Well I started to learn the piano and the oboe and the violin at an early age but I produced lumps out of my chin to stop me playing the violin and the piano is the one instrument I’ve since discovered that I will never be able to play because I just don’t work that way. I taught myself the recorder for some reason or other at the age of 14 became really quite good at it – I remember playing Handel’s sonata at the age of 16, quite difficult one and then I took up the oboe at the age 17 and I discovered that if an instrument had one note at time, I could play it and since then I’ve messed about on everything. The following term I played the bassoon in quite a good orchestral concert, in fact I played second bassoon in Rachmaninoff’s Second Piano Concerto and the year after that I was first oboist in the school orchestra and we played the Mendelssohn Concerto. I had to go in National Service. Two years flogging around the skies burning on one day at least 900 gallons of Avgas . That finished 2 years later and I went to Oxford where I studies maths for a year and then engineering for 2 years after that. Whilst at Oxford, I did a huge amount of music, singing & playing. Didn’t really get round to conducting much, very little conducting though I ran a small singing group of 4 singers.

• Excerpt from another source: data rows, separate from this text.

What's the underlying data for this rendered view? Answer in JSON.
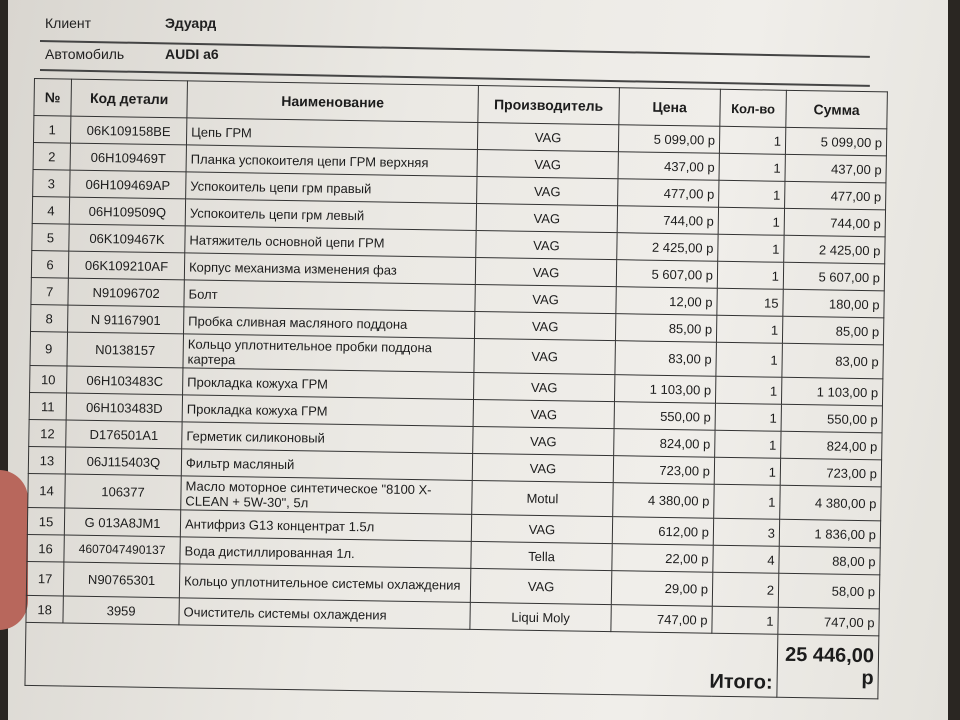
{
  "header": {
    "client_label": "Клиент",
    "client_value": "Эдуард",
    "car_label": "Автомобиль",
    "car_value": "AUDI a6"
  },
  "table": {
    "columns": [
      "№",
      "Код детали",
      "Наименование",
      "Производитель",
      "Цена",
      "Кол-во",
      "Сумма"
    ],
    "rows": [
      [
        "1",
        "06K109158BE",
        "Цепь ГРМ",
        "VAG",
        "5 099,00 р",
        "1",
        "5 099,00 р"
      ],
      [
        "2",
        "06H109469T",
        "Планка успокоителя цепи ГРМ верхняя",
        "VAG",
        "437,00 р",
        "1",
        "437,00 р"
      ],
      [
        "3",
        "06H109469AP",
        "Успокоитель цепи грм правый",
        "VAG",
        "477,00 р",
        "1",
        "477,00 р"
      ],
      [
        "4",
        "06H109509Q",
        "Успокоитель цепи грм левый",
        "VAG",
        "744,00 р",
        "1",
        "744,00 р"
      ],
      [
        "5",
        "06K109467K",
        "Натяжитель основной цепи ГРМ",
        "VAG",
        "2 425,00 р",
        "1",
        "2 425,00 р"
      ],
      [
        "6",
        "06K109210AF",
        "Корпус механизма изменения фаз",
        "VAG",
        "5 607,00 р",
        "1",
        "5 607,00 р"
      ],
      [
        "7",
        "N91096702",
        "Болт",
        "VAG",
        "12,00 р",
        "15",
        "180,00 р"
      ],
      [
        "8",
        "N 91167901",
        "Пробка сливная масляного поддона",
        "VAG",
        "85,00 р",
        "1",
        "85,00 р"
      ],
      [
        "9",
        "N0138157",
        "Кольцо уплотнительное пробки поддона картера",
        "VAG",
        "83,00 р",
        "1",
        "83,00 р"
      ],
      [
        "10",
        "06H103483C",
        "Прокладка кожуха ГРМ",
        "VAG",
        "1 103,00 р",
        "1",
        "1 103,00 р"
      ],
      [
        "11",
        "06H103483D",
        "Прокладка кожуха ГРМ",
        "VAG",
        "550,00 р",
        "1",
        "550,00 р"
      ],
      [
        "12",
        "D176501A1",
        "Герметик силиконовый",
        "VAG",
        "824,00 р",
        "1",
        "824,00 р"
      ],
      [
        "13",
        "06J115403Q",
        "Фильтр масляный",
        "VAG",
        "723,00 р",
        "1",
        "723,00 р"
      ],
      [
        "14",
        "106377",
        "Масло моторное синтетическое \"8100 X-CLEAN + 5W-30\", 5л",
        "Motul",
        "4 380,00 р",
        "1",
        "4 380,00 р"
      ],
      [
        "15",
        "G 013A8JM1",
        "Антифриз G13 концентрат 1.5л",
        "VAG",
        "612,00 р",
        "3",
        "1 836,00 р"
      ],
      [
        "16",
        "4607047490137",
        "Вода дистиллированная 1л.",
        "Tella",
        "22,00 р",
        "4",
        "88,00 р"
      ],
      [
        "17",
        "N90765301",
        "Кольцо уплотнительное системы охлаждения",
        "VAG",
        "29,00 р",
        "2",
        "58,00 р"
      ],
      [
        "18",
        "3959",
        "Очиститель системы охлаждения",
        "Liqui Moly",
        "747,00 р",
        "1",
        "747,00 р"
      ]
    ],
    "total_label": "Итого:",
    "total_value": "25 446,00 р"
  }
}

Then I got a job teaching maths just up the road at St Edward’s School. There I started doing a lot of music with the kids just because I wanted to do it and eventually the realised that that’s what I was quite good at so as a mathematics teacher to conduct the orchestra and to conduct the Choral Society and run another little choir and all sorts of Chamber Music. And although I have no musical qualifications apart from an ARCM in Oboe teaching which I got at the age of 35, I managed to get a job at Felsted as Director of Instrumental Music and that’s how I came to be around and got taken up by the Essex Youth Orchestra which I did for about 10 years doing all their auditions and coaching the woodwind and conducting 2 tours. Got quite heavily involved really and then started the band. That’s about it.

 

How many were in the Swing Band?

 

Well we certainly had all 5 saxes, usually a bit more because we actually bought a nice baritone sax so there was always one for the band because you couldn’t rely on a kid to have a baritone sax but tenors. We found bassoonists & viola players and all sorts of people, particularly who learned the recorder when young discover they can play the saxophone really quite well, quite quickly and we has some fantastic trumpets, one was called David Shead, who was a damn good trumpeter, classical trumpeter, but they all joined in. Trombones we were always a little bit short of because there were only three of four in the orchestra and they didn’t all want to play that sort of thing. Think they felt a bit threatened if they were asked to improvise. Orchestral players are not very good when it comes to improvising, they like to have the dots.

 

Yes, that’s right.

 

They might decorate them a bit but they‘ve got to start from those dots. I know, I was very much the same I’m afraid.

 

So it was more or less like a 20 piece then was it?

 

Yes, rhythm, Bass, piano, drums. 16 – 20 most of the time.

 

So you continued conducting music until 1990 was it ?

 

At school yes. Since then I’ve conducted the Brentwood Phil (harmonic) for 10 years. I do Felsted Choral Society which has 90 members, we usually perform with about 70 strong and it’s a very good choral society . I’ve just finished my 35th season with them and I’ve run other choirs and I play for other people and sing for other people. Its great music and you can just go on doing it.

 

I’m surprised you have time to do anything else.

 

Well when you haven’t got to do a job its quite a lot easier. Being retired is the best job I’ve ever had.